How do you find the points where the graph of the function #f(x)= 4x^3 - 30x^2 +48x + 0# has horizontal tangents and what is the equation?

Question

William Abdalla · Accepted Answer

Points are #(4, -32)# & #(1, 22)# & the horizontal tangents are respectively

#y+32=0# & #y-22=0# Given function: #f(x)=4x^3-30x^2+48x# The slope of tangent #dy/dx# at any point to the given curve is given by differentiating #f(x)# w.r.t. #x# as folows #dy/dx=f'(x)# #=d/dx(4x^3-30x^2+48x)# #=12x^2-60x+48# But the horizontal tangent has zero slope i.e. #dy/dx=0# #therefore 12x^2-60x+48=0# #x^2-5x+4=0# #x^2-x-4x+4=0# #x(x-1)-4(x-1)=0# #(x-1)(x-4)=0# #x=4, 1# setting these values of #x# in given function we get corresponding values of y-coordinates as follows #f(4)=4(4)^3-30(4)^2+48(4)=-32# #f(1)=4(1)^3-30(1)^2+48(1)=22# Hence, the coordinates of the points where tangent is horizontal, are #(4, -32)# & #(1, 22)# Now, the equations of horizontal tangents with slope #m=0# at the points #(4, -32)# & #(1, 22)# are given by following formula #y-y_1=m(x-x_1)# #y-y_1=(0)(x-x_1)# #y-y_1=0# Setting #y_1=-32# & #y_1=22# in above equation we get equations of horizontal tangents as follows #y-(-32)=0# #y+32=0# & #y-22=0#

Elijah Abram · Answer

undefined To find the points where the graph of the function f(x) = 4x^3 - 30x^2 + 48x + 0 has horizontal tangents, we need to find the values of x where the derivative of the function is equal to zero.
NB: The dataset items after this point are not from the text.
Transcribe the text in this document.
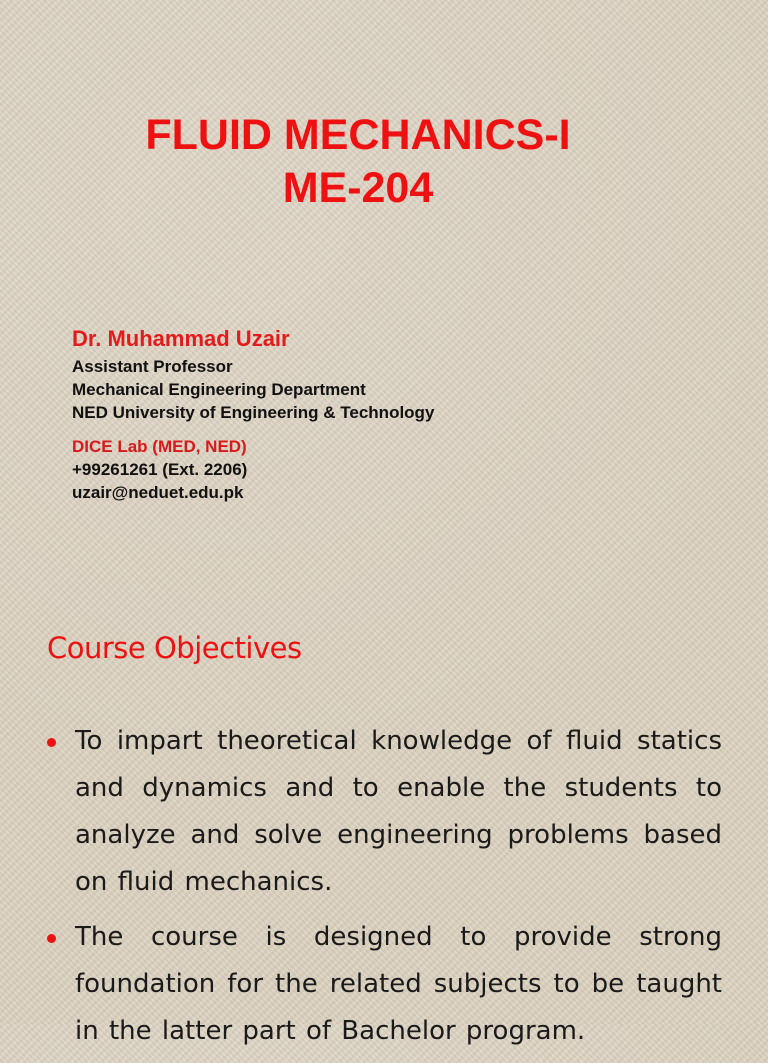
FLUID MECHANICS-I
ME-204

Dr. Muhammad Uzair

Assistant Professor

Mechanical Engineering Department

NED University of Engineering & Technology

DICE Lab (MED, NED)

+99261261 (Ext. 2206)

uzair@neduet.edu.pk

Course Objectives
To impart theoretical knowledge of fluid statics and dynamics and to enable the students to analyze and solve engineering problems based on fluid mechanics.
The course is designed to provide strong foundation for the related subjects to be taught in the latter part of Bachelor program.
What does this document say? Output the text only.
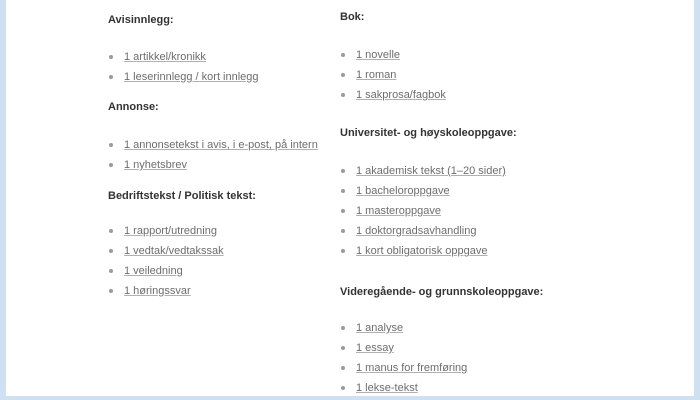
Avisinnlegg:
1 artikkel/kronikk
1 leserinnlegg / kort innlegg
Annonse:
1 annonsetekst i avis, i e-post, på intern
1 nyhetsbrev
Bedriftstekst / Politisk tekst:
1 rapport/utredning
1 vedtak/vedtakssak
1 veiledning
1 høringssvar
Bok:
1 novelle
1 roman
1 sakprosa/fagbok
Universitet- og høyskoleoppgave:
1 akademisk tekst (1–20 sider)
1 bacheloroppgave
1 masteroppgave
1 doktorgradsavhandling
1 kort obligatorisk oppgave
Videregående- og grunnskoleoppgave:
1 analyse
1 essay
1 manus for fremføring
1 lekse-tekst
First, we find the derivative of f(x) by taking the derivative of each term separately:
f'(x) = 12x^2 - 60x + 48

Next, we set the derivative equal to zero and solve for x:
12x^2 - 60x + 48 = 0

We can simplify this equation by dividing all terms by 12:
x^2 - 5x + 4 = 0

Now, we can factor this quadratic equation:
(x - 4)(x - 1) = 0

Setting each factor equal to zero, we find the possible values of x:
x - 4 = 0  -->  x = 4
x - 1 = 0  -->  x = 1

Therefore, the points where the graph of the function has horizontal tangents are (4, f(4)) and (1, f(1)). The equation of the horizontal tangent lines can be found by substituting these x-values into the original function f(x).